OPINION OF THE COURT
Per Curiam.Respondent Daniel Millstone was admitted to the practice of law in the State of New York by this Court on July 7, 1977. At all relevant times, he has maintained an office for the practice of law within the First Judicial Department.
On May 27, 2011, the Departmental Disciplinary Committee moved for respondent’s interim suspension from the practice of law pursuant to 22 NYCRR 603.4 (e) (1) (i), with immediate effect and until further order of the Court. The basis for the motion was the threat to the public interest posed by respondent’s failure to cooperate with the Committee’s investigation of his alleged professional misconduct. In support of that motion, the Committee advised that respondent had failed to respond to charges that he had neglected a client matter, and that he had failed to comply with a subpoena directing him to appear for a deposition. The notice of motion seeking suspension included a notice that, pursuant to 22 NYCRR 603.4 (g), a suspended attorney “who has not appeared or applied in writing to the Committee or the Court for a hearing or reinstatement for six months from the date of the order of suspension, may be disbarred without further notice.” Respondent did not respond to the Committee’s motion to suspend him, and, by order entered August 18, 2011, the motion was granted (Matter of Millstone, 88 AD3d 283 [2011]). On September 1, 2011, the Committee served respondent, by first-class mail and certified mail, with notice of entry of the order suspending him from the practice of law.

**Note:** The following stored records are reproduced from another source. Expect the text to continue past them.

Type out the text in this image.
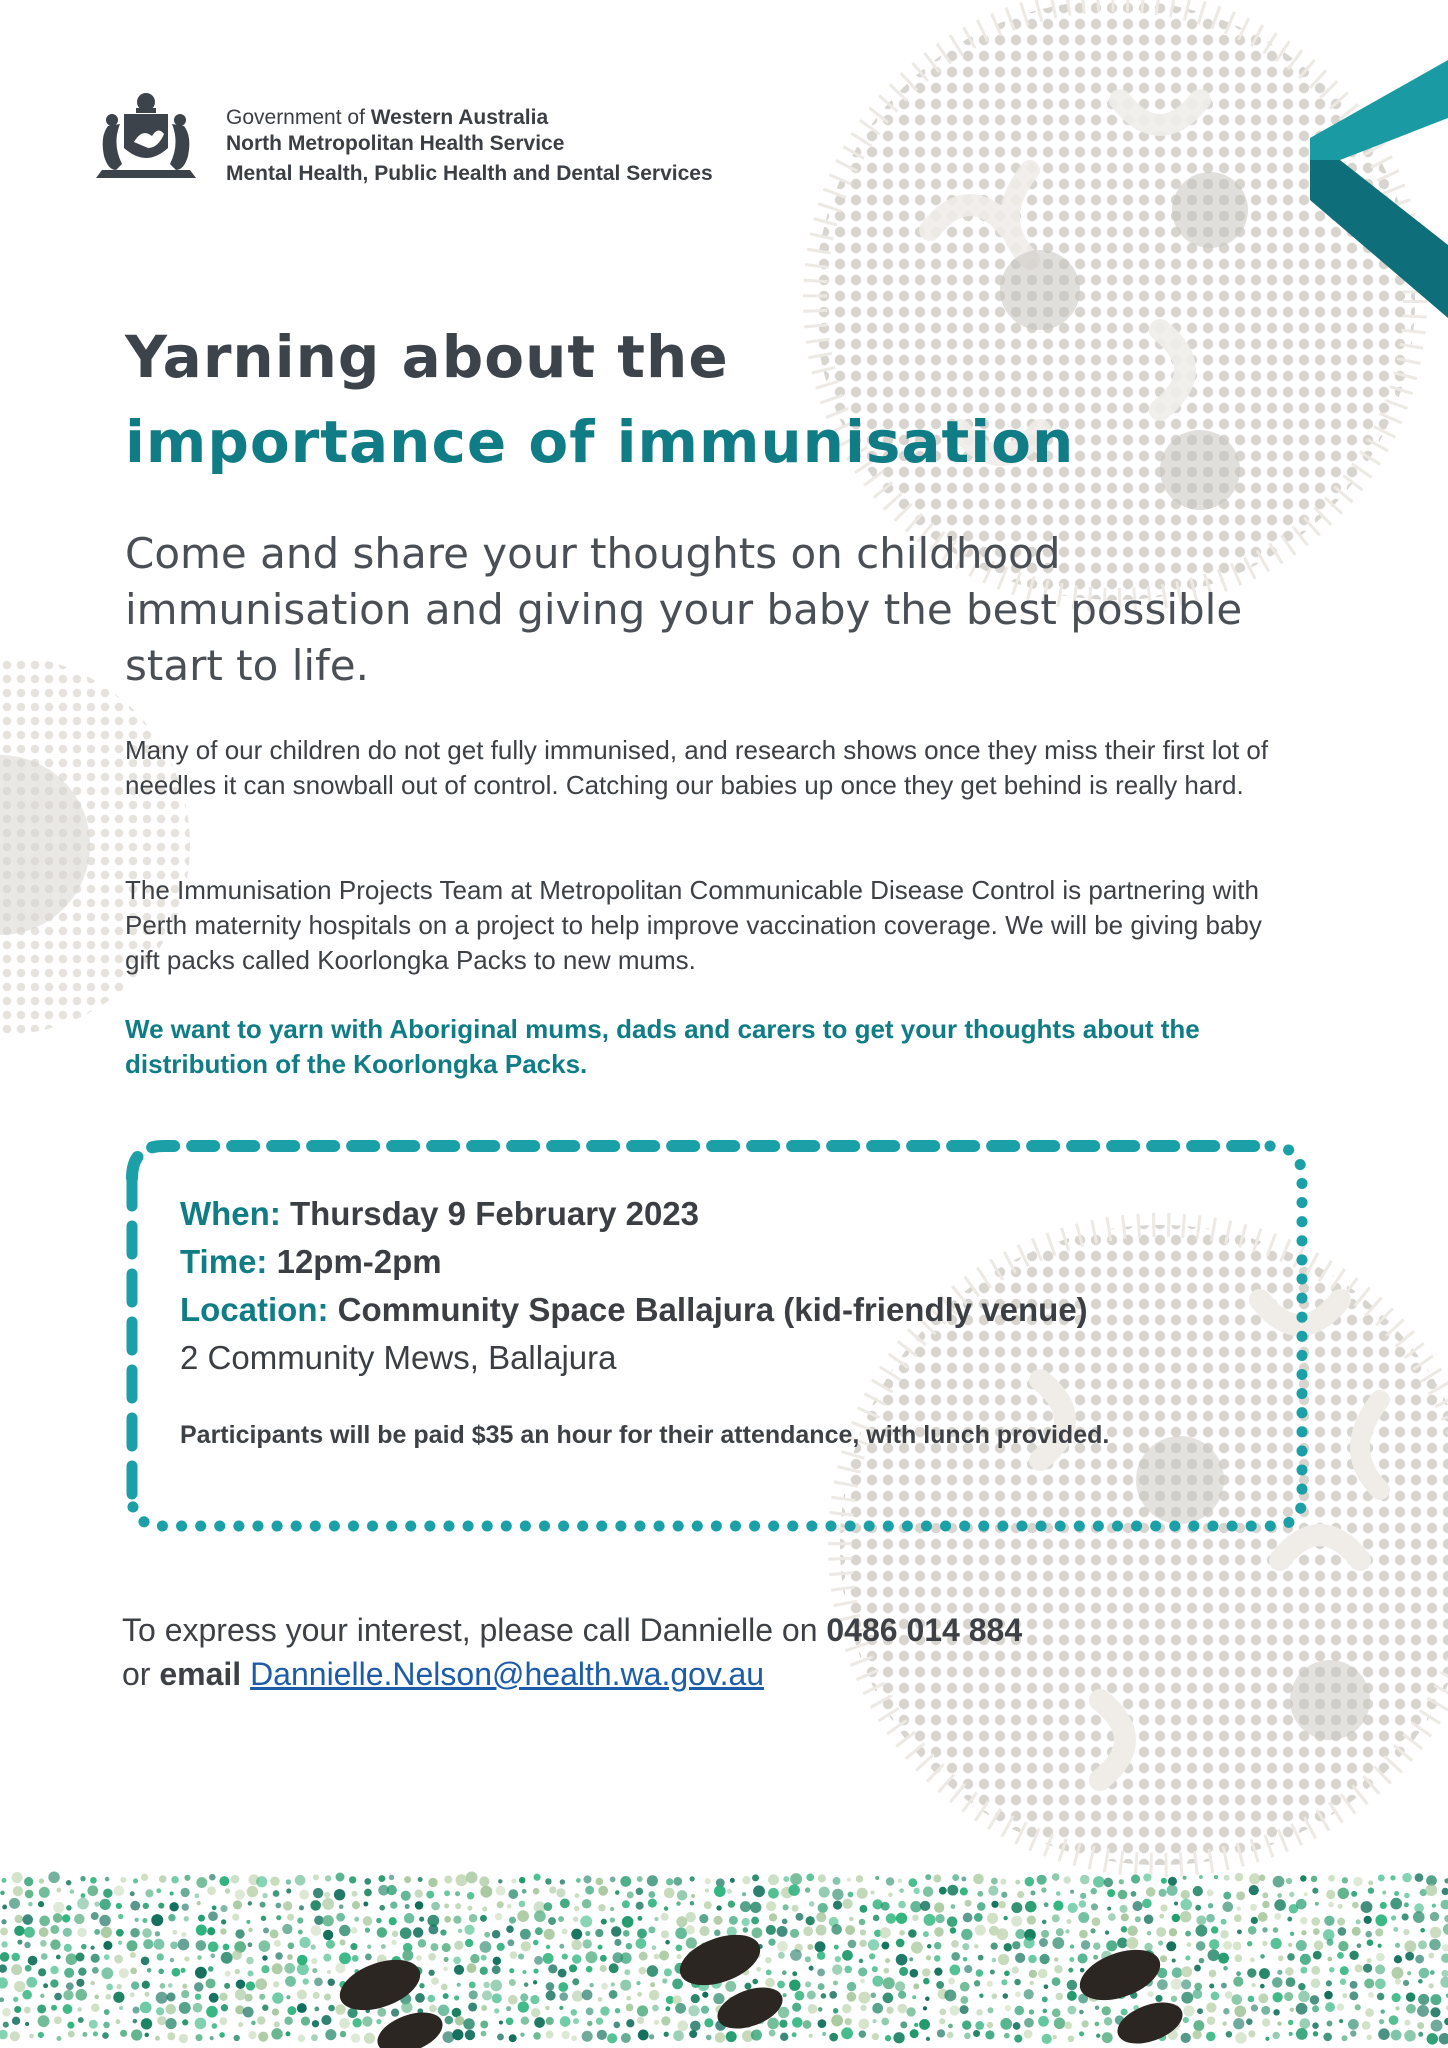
Government of Western Australia
North Metropolitan Health Service
Mental Health, Public Health and Dental Services
Yarning about the
importance of immunisation
Come and share your thoughts on childhood immunisation and giving your baby the best possible start to life.
Many of our children do not get fully immunised, and research shows once they miss their first lot of needles it can snowball out of control. Catching our babies up once they get behind is really hard.
The Immunisation Projects Team at Metropolitan Communicable Disease Control is partnering with Perth maternity hospitals on a project to help improve vaccination coverage. We will be giving baby gift packs called Koorlongka Packs to new mums.
We want to yarn with Aboriginal mums, dads and carers to get your thoughts about the distribution of the Koorlongka Packs.
When: Thursday 9 February 2023
Time: 12pm-2pm
Location: Community Space Ballajura (kid-friendly venue)
2 Community Mews, Ballajura
Participants will be paid $35 an hour for their attendance, with lunch provided.
To express your interest, please call Dannielle on 0486 014 884
or email Dannielle.Nelson@health.wa.gov.au
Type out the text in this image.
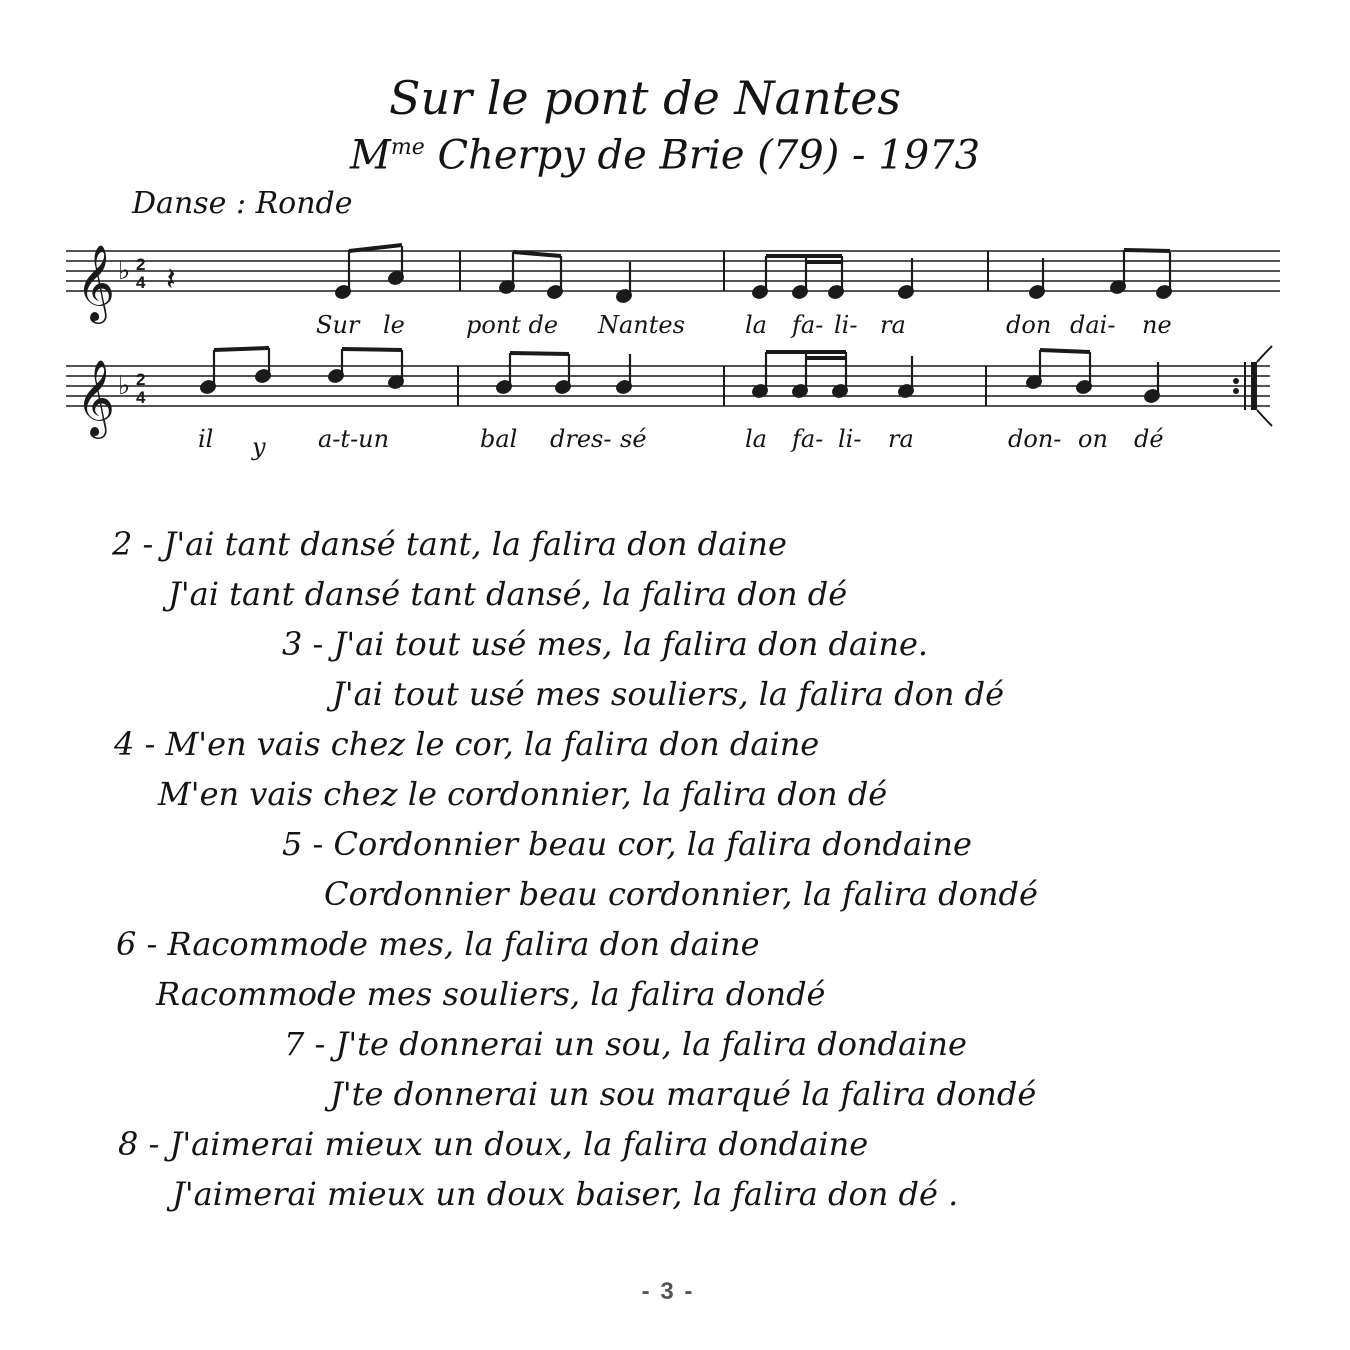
Sur le pont de Nantes
$M^{me}$ Cherpy de Brie (79) - 1973
Danse : Ronde
𝄞 ♭ 2
4 𝄽
𝄞 ♭ 2
4
Sur le	pont de Nantes	la fa- li- ra	don dai- ne
il y a-t-un	bal dres- sé	la fa- li- ra	don- on dé
2 - J'ai tant dansé tant, la falira don daine
J'ai tant dansé tant dansé, la falira don dé
3 - J'ai tout usé mes, la falira don daine.
J'ai tout usé mes souliers, la falira don dé
4 - M'en vais chez le cor, la falira don daine
M'en vais chez le cordonnier, la falira don dé
5 - Cordonnier beau cor, la falira dondaine
Cordonnier beau cordonnier, la falira dondé
6 - Racommode mes, la falira don daine
Racommode mes souliers, la falira dondé
7 - J'te donnerai un sou, la falira dondaine
J'te donnerai un sou marqué la falira dondé
8 - J'aimerai mieux un doux, la falira dondaine
J'aimerai mieux un doux baiser, la falira don dé .
- 3 -
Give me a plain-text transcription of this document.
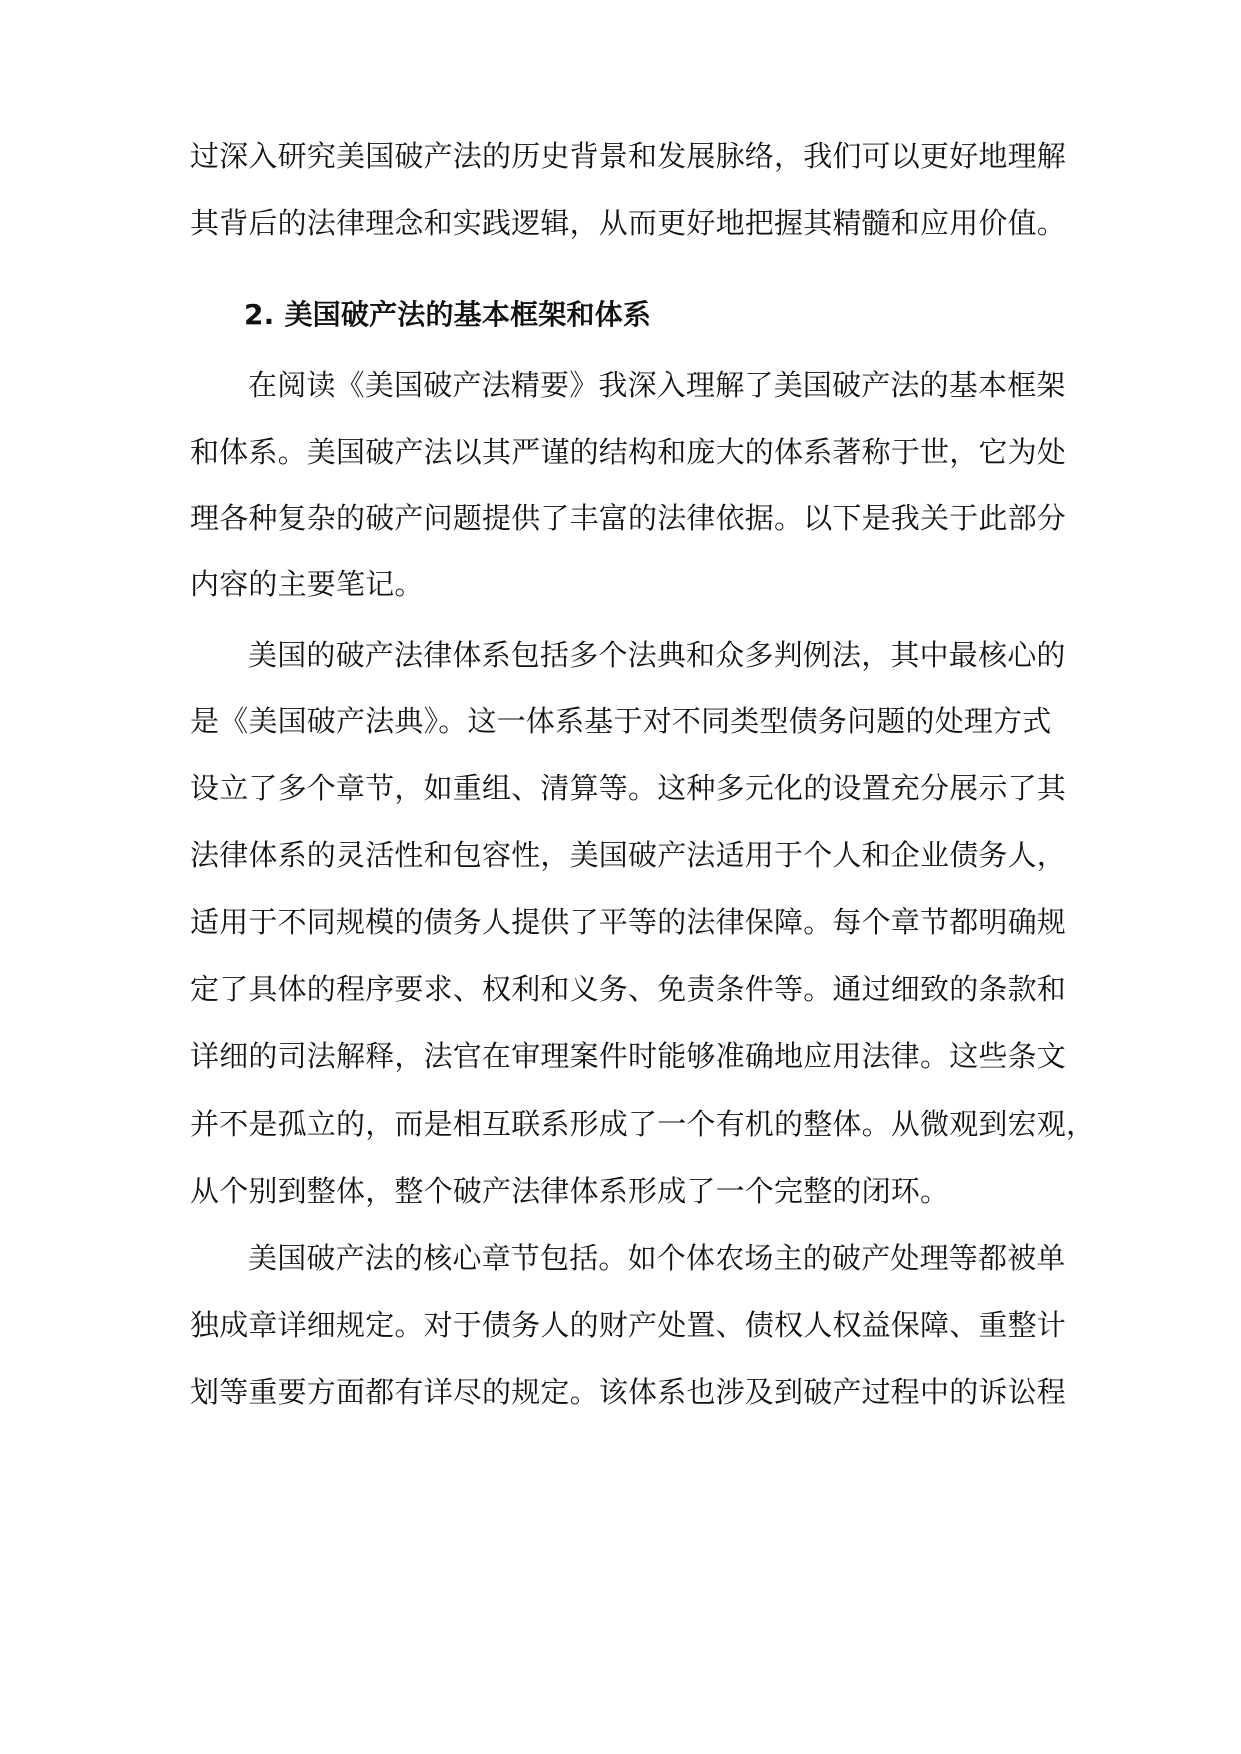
过深入研究美国破产法的历史背景和发展脉络，我们可以更好地理解
其背后的法律理念和实践逻辑，从而更好地把握其精髓和应用价值。
2. 美国破产法的基本框架和体系
在阅读《美国破产法精要》我深入理解了美国破产法的基本框架
和体系。美国破产法以其严谨的结构和庞大的体系著称于世，它为处
理各种复杂的破产问题提供了丰富的法律依据。以下是我关于此部分
内容的主要笔记。
美国的破产法律体系包括多个法典和众多判例法，其中最核心的
是《美国破产法典》。这一体系基于对不同类型债务问题的处理方式
设立了多个章节，如重组、清算等。这种多元化的设置充分展示了其
法律体系的灵活性和包容性，美国破产法适用于个人和企业债务人，
适用于不同规模的债务人提供了平等的法律保障。每个章节都明确规
定了具体的程序要求、权利和义务、免责条件等。通过细致的条款和
详细的司法解释，法官在审理案件时能够准确地应用法律。这些条文
并不是孤立的，而是相互联系形成了一个有机的整体。从微观到宏观，
从个别到整体，整个破产法律体系形成了一个完整的闭环。
美国破产法的核心章节包括。如个体农场主的破产处理等都被单
独成章详细规定。对于债务人的财产处置、债权人权益保障、重整计
划等重要方面都有详尽的规定。该体系也涉及到破产过程中的诉讼程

Now before us is the Committee’s motion, dated February 23, 2012, to disbar respondent pursuant to 22 NYCRR 603.4 (g), based on his failure to apply to the Committee or the Court for a hearing or reinstatement for more than six months from the date of the order suspending him. The Committee notes that respondent has not filed with this Court, as required under 22 NYCRR 603.13 (f), either proof of compliance with 22 NYCRR 603.13 (c) and (d) or a statement of the address to which communications to him should be directed. Lastly, the Committee avers that, although not required by 22 NYCRR 603.4 (g) to give respondent notice of the instant motion to disbar, the Committee has served respondent with such notice by first-class mail and certified mail, return receipt requested, directed to his last known address.
*331Because more than six months have elapsed since the date of the order suspending respondent from the practice of law, and respondent has not applied in writing to the Committee or this Court for a hearing or reinstatement, the Committee’s motion to disbar respondent pursuant to 22 NYCRR 603.4 (g) should be granted (see Matter of Kennedy, 55 AD3d 169 [2008]; Matter of Johnson, 22 AD3d 106 [2005]; Matter of Schulze, 10 AD3d 135 [2004]).
Accordingly, the Committee’s motion to disbar respondent pursuant to 22 NYCRR 603.4 (g) should be granted, and respondent’s name stricken from the roll of attorneys and counselors-at-law in the State of New York, effective immediately.
Saxe, J.P., Friedman, Freedman, Richter and Abdus-Salaam, JJ., concur.
Respondent disbarred, and his name stricken from the roll of attorneys and counselors-at-law in the State of New York, effective the date hereof.